My proposal was simply to take the standalone ICA browser and apply it to multi-user server operating systems rather than single-user client operating systems, ditching IMA altogether and delegating the task of (global) load balancing, session management, SSL termination, etc. to the Netscaler. This would be better/faster/cheaper than the existing legacy architecture, it would be more reliable in that failures would be tolerated and best of all, it would scale out rather than up. While the Netscaler has been used for some tasks (e.g. SSL termination), I’m surprised we haven’t seen anything like this (yet)… or have we?

I can think of at least one application where VDI does make sense — public multi-tenant services (like Desktone) where each user needs a high level of isolation and customisation.

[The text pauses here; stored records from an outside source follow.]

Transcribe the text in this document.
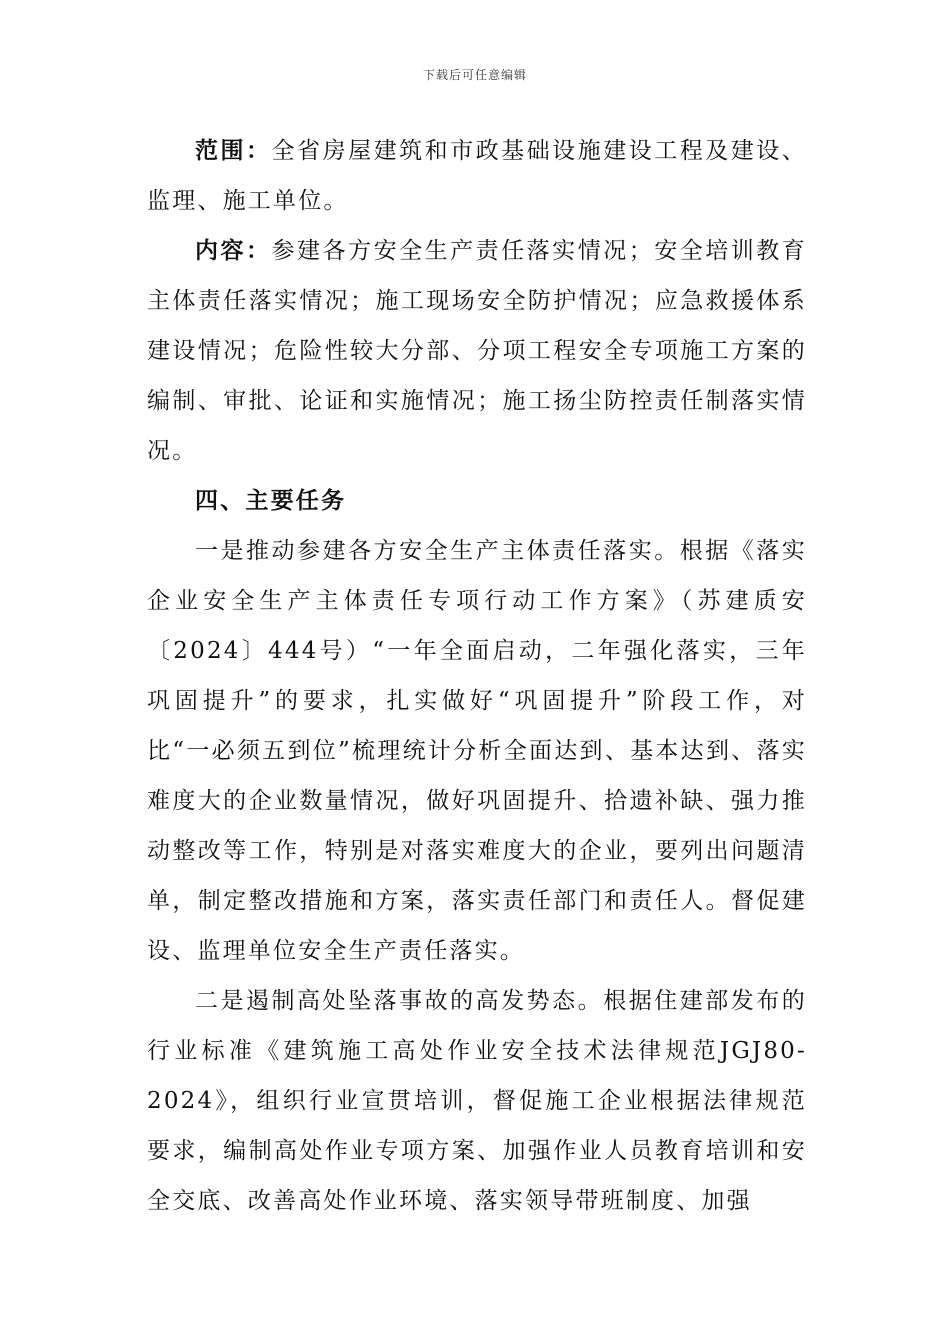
下载后可任意编辑

范围：全省房屋建筑和市政基础设施建设工程及建设、监理、施工单位。

内容：参建各方安全生产责任落实情况；安全培训教育主体责任落实情况；施工现场安全防护情况；应急救援体系建设情况；危险性较大分部、分项工程安全专项施工方案的编制、审批、论证和实施情况；施工扬尘防控责任制落实情况。

四、主要任务

一是推动参建各方安全生产主体责任落实。根据《落实企业安全生产主体责任专项行动工作方案》（苏建质安〔2024〕444号）“一年全面启动，二年强化落实，三年巩固提升”的要求，扎实做好“巩固提升”阶段工作，对比“一必须五到位”梳理统计分析全面达到、基本达到、落实难度大的企业数量情况，做好巩固提升、拾遗补缺、强力推动整改等工作，特别是对落实难度大的企业，要列出问题清单，制定整改措施和方案，落实责任部门和责任人。督促建设、监理单位安全生产责任落实。

二是遏制高处坠落事故的高发势态。根据住建部发布的行业标准《建筑施工高处作业安全技术法律规范JGJ80-2024》，组织行业宣贯培训，督促施工企业根据法律规范要求，编制高处作业专项方案、加强作业人员教育培训和安全交底、改善高处作业环境、落实领导带班制度、加强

For everyone else I’d suggest taking a long, hard look at the pros and cons because any attempt to deviate from the status quo should be very well justified. I use a MacBook Air and have absolutely no need nor desire to connect to my desktop from any other device, but if I did I’d opt for shared infrastructure (Terminal Services/XenApp) and for individual “seamless” applications rather than another full desktop. If I were still administering and securing systems I’d just create a single image and deploy it over the network using PXE — I’d have to do this for the hypervisor anyway so there’s little advantage in adding yet another layer of complexity and taking the hit (and cost) of virtualisation overhead. Any operating system worth its salt includes whole disk encryption so the security argument is largely invalidated too.

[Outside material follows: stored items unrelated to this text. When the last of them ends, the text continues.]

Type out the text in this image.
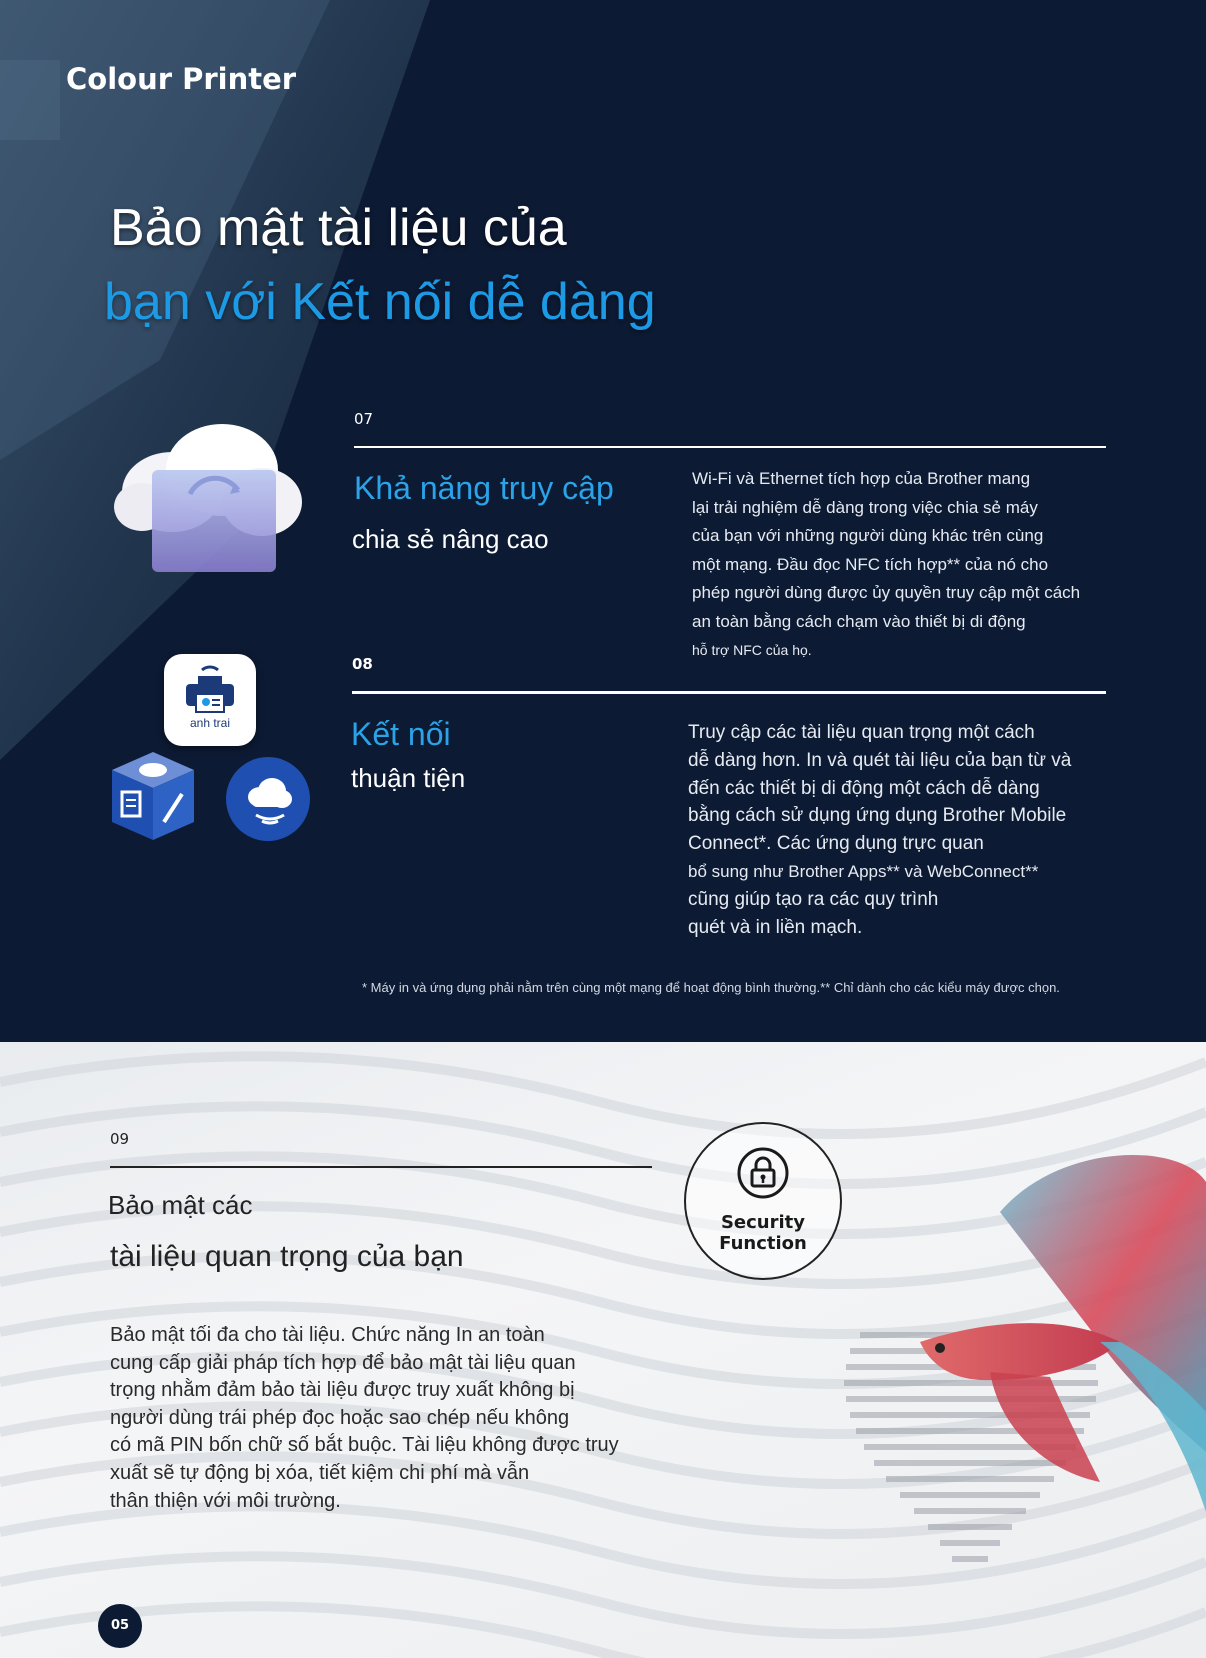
Colour Printer
Bảo mật tài liệu của
bạn với Kết nối dễ dàng
07
Khả năng truy cập
chia sẻ nâng cao
Wi-Fi và Ethernet tích hợp của Brother mang
lại trải nghiệm dễ dàng trong việc chia sẻ máy
của bạn với những người dùng khác trên cùng
một mạng. Đầu đọc NFC tích hợp** của nó cho
phép người dùng được ủy quyền truy cập một cách
an toàn bằng cách chạm vào thiết bị di động
hỗ trợ NFC của họ.
anh trai
08
Kết nối
thuận tiện
Truy cập các tài liệu quan trọng một cách
dễ dàng hơn. In và quét tài liệu của bạn từ và
đến các thiết bị di động một cách dễ dàng
bằng cách sử dụng ứng dụng Brother Mobile
Connect*. Các ứng dụng trực quan
bổ sung như Brother Apps** và WebConnect**
cũng giúp tạo ra các quy trình
quét và in liền mạch.
* Máy in và ứng dụng phải nằm trên cùng một mạng để hoạt động bình thường.** Chỉ dành cho các kiểu máy được chọn.
09
Bảo mật các
tài liệu quan trọng của bạn
Bảo mật tối đa cho tài liệu. Chức năng In an toàn
cung cấp giải pháp tích hợp để bảo mật tài liệu quan
trọng nhằm đảm bảo tài liệu được truy xuất không bị
người dùng trái phép đọc hoặc sao chép nếu không
có mã PIN bốn chữ số bắt buộc. Tài liệu không được truy
xuất sẽ tự động bị xóa, tiết kiệm chi phí mà vẫn
thân thiện với môi trường.
Security
Function
05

I can think of few things worse than having to work on remote applications all day, unless the datacenter is very close to me (due to the physical constraints of the speed of light and the interactive/real-time nature of remote desktop sessions) and the network performance is strictly controlled/guaranteed. We go to great lengths to design deployments that are globally distributed with an appropriate level of redundancy, while being close enough to the end users to deliver the strict SLAs demanded by interactive applications — if you’re not going to bother to do it properly then you might not want to do it at all.